Cureus. 2023 Feb 20;15(2):e35231. doi: 10.7759/cureus.35231. eCollection 2023 Feb.

Abstract

Spontaneous thrombosis of giant aneurysms is a well-reported phenomenon. However, reports of complete occlusion of the aneurysm and parent vessel are scarce. Here, we describe the case of a patient with spontaneous thrombosis of a giant cavernous internal carotid artery (ICA) aneurysm and occlusion of the ICA. A 59-year-old female initially presented with frequent headaches and was otherwise completely neurologically intact. Magnetic resonance angiography (MRA) demonstrated a giant, partially thrombosed right cavernous ICA aneurysm. She was also found to have a contralateral left-sided intracavernous aneurysm. Cerebral angiogram revealed a giant, partially thrombosed right cavernous segment ICA aneurysm measuring 27.1 x 32.4 mm with slow, turbulent flow within the lesion. The patient was started on aspirin 325 mg and a dexamethasone taper with plans for follow-up flow diversion for treatment of the right cavernous ICA aneurysm. The patient presented three months later with worsening headaches, and on examination was found to have anisocoria (right > left) with a nonreactive right pupil as well as cranial nerve III/IV palsies, and facial edema. There was no evidence of intracranial hemorrhage or ischemia seen on head computed tomography (HCT). The diagnostic cerebral angiogram demonstrated complete occlusion of the right ICA at the carotid bifurcation with no filling of the giant right cavernous ICA aneurysm and a stable left cavernous ICA aneurysm.

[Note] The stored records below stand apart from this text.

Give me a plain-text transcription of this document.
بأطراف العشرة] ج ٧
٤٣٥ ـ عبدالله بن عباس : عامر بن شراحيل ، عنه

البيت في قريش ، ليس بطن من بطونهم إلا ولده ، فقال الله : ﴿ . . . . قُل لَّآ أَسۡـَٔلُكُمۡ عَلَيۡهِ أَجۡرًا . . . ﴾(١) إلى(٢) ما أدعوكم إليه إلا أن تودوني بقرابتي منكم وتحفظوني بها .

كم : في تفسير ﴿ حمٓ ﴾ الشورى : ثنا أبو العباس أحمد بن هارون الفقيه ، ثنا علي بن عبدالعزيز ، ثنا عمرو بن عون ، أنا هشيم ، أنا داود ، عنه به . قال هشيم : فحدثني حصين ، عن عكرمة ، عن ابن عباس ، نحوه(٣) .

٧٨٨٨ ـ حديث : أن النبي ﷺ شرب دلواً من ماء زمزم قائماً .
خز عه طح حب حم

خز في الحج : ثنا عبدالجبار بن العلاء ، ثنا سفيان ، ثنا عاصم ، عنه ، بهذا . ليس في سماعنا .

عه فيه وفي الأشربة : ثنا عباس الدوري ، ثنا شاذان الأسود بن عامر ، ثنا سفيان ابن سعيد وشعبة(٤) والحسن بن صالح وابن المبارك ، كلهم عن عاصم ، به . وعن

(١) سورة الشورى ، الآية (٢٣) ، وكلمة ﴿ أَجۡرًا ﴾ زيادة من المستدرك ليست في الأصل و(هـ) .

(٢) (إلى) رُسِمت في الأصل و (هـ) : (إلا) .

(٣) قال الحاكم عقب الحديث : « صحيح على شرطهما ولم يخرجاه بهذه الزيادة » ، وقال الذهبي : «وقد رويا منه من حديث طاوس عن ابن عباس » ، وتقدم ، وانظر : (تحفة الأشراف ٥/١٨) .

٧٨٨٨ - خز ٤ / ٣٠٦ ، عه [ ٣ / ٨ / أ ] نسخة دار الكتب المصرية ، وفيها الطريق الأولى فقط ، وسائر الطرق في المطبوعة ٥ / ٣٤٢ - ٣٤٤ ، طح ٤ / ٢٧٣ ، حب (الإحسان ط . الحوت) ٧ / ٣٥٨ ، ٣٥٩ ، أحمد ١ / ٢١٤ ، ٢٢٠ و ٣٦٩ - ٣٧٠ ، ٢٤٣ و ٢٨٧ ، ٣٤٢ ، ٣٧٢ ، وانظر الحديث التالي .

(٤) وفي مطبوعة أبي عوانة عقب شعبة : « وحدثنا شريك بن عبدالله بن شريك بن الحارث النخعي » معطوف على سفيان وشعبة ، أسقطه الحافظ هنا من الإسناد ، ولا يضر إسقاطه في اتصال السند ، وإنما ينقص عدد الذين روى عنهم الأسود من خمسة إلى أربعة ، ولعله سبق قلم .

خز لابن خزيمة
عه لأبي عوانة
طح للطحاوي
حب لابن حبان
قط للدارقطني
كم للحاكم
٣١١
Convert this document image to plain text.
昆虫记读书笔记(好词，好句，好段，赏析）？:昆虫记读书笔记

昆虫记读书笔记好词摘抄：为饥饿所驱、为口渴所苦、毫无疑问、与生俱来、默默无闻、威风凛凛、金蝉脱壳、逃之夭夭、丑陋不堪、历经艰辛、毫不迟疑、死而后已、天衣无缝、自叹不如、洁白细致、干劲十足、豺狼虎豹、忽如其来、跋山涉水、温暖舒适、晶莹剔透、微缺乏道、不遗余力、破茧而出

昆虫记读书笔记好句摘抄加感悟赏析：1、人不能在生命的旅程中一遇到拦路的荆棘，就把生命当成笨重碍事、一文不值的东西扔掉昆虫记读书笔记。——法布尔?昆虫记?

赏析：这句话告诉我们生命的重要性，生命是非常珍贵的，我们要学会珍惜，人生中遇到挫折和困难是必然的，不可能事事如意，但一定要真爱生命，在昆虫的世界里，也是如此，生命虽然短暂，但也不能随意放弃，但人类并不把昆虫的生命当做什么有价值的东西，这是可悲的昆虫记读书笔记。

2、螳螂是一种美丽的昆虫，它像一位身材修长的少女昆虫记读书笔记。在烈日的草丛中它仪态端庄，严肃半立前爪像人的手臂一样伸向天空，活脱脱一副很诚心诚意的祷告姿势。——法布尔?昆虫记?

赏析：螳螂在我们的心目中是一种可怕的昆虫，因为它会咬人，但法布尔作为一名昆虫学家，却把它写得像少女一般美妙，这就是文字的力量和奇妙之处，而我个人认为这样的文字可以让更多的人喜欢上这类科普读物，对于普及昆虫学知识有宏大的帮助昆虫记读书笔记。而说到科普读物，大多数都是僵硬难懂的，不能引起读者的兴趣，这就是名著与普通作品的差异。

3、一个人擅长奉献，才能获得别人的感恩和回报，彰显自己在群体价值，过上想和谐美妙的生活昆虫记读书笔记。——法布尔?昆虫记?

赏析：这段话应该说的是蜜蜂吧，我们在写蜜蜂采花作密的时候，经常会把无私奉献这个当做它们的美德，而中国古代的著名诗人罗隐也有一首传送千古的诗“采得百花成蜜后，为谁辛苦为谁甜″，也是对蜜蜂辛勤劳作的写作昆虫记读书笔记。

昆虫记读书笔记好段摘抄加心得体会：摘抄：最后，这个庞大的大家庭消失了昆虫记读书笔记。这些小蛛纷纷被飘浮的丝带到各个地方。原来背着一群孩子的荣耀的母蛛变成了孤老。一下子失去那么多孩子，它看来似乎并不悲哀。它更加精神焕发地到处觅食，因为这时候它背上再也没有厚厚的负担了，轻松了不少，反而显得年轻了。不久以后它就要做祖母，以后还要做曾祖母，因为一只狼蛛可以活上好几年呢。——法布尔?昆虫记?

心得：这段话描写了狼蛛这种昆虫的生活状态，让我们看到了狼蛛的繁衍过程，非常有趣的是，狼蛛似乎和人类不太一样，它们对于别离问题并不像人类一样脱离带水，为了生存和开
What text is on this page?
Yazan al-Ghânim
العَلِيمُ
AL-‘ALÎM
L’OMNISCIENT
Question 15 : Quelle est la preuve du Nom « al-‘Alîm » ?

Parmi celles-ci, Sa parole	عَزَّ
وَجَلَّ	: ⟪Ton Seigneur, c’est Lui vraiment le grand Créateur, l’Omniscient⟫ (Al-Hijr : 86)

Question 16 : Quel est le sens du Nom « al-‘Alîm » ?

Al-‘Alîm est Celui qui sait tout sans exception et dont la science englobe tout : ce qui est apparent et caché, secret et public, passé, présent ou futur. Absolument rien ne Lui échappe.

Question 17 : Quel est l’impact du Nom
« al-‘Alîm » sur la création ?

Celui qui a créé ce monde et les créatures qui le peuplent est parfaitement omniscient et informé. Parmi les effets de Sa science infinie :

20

Although the exact mechanism of simultaneous thrombosis of the aneurysm and its parent artery remains unclear, it is likely due to stagnant flow. The presence of cranial nerve palsies was most likely secondary to acute edema of the lesion after thrombus formation. There was no evidence of ischemic symptoms due to collateral flow across a patent anterior communicating artery.

摘要

巨大动脉瘤的自发性血栓形成是一种有充分报道的现象。然而,关于动脉瘤及供血动脉完全闭塞的报道却很罕见。在此,我们描述一例巨大海绵窦段颈内动脉(ICA)动脉瘤自发性血栓形成并导致ICA闭塞的病例。一名59岁女性最初表现为频繁头痛,神经系统其他方面完全正常。磁共振血管造影(MRA)显示一个巨大的、部分血栓形成的右侧海绵窦段ICA动脉瘤。还发现她对侧左侧海绵窦内有一个动脉瘤。脑血管造影显示一个巨大的、部分血栓形成的右侧海绵窦段ICA动脉瘤,大小为27.1×32.4 mm,病变内血流缓慢且紊乱。患者开始服用325 mg阿司匹林及逐渐减量的地塞米松,并计划对右侧海绵窦段ICA动脉瘤进行后续的血流导向治疗。三个月后患者因头痛加重前来就诊,检查发现有瞳孔不等大(右侧>左侧),右侧瞳孔无反应,以及动眼神经/滑车神经麻痹和面部水肿。头颅计算机断层扫描(HCT)未发现颅内出血或缺血的证据。诊断性脑血管造影显示右侧ICA在颈动脉分叉处完全闭塞,巨大的右侧海绵窦段ICA动脉瘤未显影,左侧海绵窦段ICA动脉瘤稳定。虽然动脉瘤及其供血动脉同时发生血栓形成的确切机制尚不清楚,但很可能是由于血流停滞所致。颅神经麻痹很可能是血栓形成后病变急性水肿的继发表现。没有证据表明通过开放的前交通动脉的侧支循环导致了缺血症状。